Biodiversity
Rainbow Boa
Epicrates crassus | Cope, 1862
Characteristics: Medium-size species of serpent measuring some 1.5m in length. It has shallow lip pits and a slightly triangular head. At the top of its head, it has longitudinal stripes, a median, a pair behind the post-oculars on each side, for a total of five, very visible stripes. The belly is white or ivory-colored. Its predominant color is reddish-brown in the background, with a series of dorsal eye spots that are light brown in the middle, with white round or elongated marginal patches on each side of the body. When exposed to the sun or light, it has a different colorful, iridescent and metallic blue, which also gave it its “jibóia-arco-íris” (rainbow python) name. It has aglyphous teeth (no fangs that inoculate venom).
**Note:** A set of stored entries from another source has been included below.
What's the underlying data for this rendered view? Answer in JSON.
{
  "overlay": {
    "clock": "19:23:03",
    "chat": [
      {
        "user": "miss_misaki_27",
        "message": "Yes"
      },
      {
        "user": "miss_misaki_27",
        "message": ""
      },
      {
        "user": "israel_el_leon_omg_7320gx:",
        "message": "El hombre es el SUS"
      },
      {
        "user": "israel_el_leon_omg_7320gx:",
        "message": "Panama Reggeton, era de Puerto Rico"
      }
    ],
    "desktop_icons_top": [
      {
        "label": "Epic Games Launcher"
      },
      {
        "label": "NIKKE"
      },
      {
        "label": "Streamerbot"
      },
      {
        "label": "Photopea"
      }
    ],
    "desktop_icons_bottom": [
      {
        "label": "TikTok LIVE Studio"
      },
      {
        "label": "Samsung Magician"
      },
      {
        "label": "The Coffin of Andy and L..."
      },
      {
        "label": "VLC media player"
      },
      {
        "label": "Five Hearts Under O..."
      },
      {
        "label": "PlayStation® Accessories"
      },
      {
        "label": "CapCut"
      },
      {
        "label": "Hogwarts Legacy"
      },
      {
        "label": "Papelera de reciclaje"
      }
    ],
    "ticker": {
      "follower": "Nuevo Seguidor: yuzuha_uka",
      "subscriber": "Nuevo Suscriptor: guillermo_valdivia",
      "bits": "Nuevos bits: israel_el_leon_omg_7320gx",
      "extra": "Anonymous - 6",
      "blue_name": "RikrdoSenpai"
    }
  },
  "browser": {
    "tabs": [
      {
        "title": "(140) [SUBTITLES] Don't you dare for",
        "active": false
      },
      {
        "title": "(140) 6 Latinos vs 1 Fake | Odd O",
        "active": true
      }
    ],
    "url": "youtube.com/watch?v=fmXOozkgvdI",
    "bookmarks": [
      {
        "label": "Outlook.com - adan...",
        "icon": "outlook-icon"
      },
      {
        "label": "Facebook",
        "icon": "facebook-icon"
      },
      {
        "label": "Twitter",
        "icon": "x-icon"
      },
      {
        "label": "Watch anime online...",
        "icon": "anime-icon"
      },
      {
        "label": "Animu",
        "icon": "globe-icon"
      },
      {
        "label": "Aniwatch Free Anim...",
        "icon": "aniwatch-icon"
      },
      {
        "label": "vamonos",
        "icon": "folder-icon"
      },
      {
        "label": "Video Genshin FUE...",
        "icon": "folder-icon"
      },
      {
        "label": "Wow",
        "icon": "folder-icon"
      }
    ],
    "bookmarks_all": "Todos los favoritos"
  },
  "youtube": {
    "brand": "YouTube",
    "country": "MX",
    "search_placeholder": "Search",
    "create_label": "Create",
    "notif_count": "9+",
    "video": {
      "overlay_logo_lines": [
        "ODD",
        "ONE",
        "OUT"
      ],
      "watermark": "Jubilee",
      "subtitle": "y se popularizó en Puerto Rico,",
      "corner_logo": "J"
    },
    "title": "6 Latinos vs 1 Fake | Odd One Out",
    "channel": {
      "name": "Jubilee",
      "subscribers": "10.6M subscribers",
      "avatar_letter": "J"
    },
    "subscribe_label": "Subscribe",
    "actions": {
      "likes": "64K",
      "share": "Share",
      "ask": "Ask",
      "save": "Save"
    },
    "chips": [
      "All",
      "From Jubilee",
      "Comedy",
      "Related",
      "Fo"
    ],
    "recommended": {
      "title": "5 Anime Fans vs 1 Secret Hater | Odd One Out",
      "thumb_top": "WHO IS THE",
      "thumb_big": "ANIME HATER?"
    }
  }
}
Distribution: It is widely distributed and can be found in Paraguay, Bolivia, Argentina, and Brazil. In Brazil, it is found in the Cerrado regions, in Rondônia, Bahia, Pará, Mato Grosso, Tocantins, Goiás, Minas Gerais, São Paulo, Mato Grosso do Sul, and Rio Grande do Sul.
Habitat: Open and dry environments, such as scrublands, salt marshes, secondary forests, savannas and fields, but they are also found in forest edges.
Habits: These are animals of terrestrial habits, preferably crepuscular and nocturnal, but can also be found active during the day.
Diet: They feed mainly on rodents and marsupials, lizards, and birds killed by constriction (asphyxiation).
Breeding: Viviparous, it has 6-17 offspring measuring about 40-45cm long.
UFRA: Species seen only once, among the Drainage Ditch and Organic Sugarcane Fields.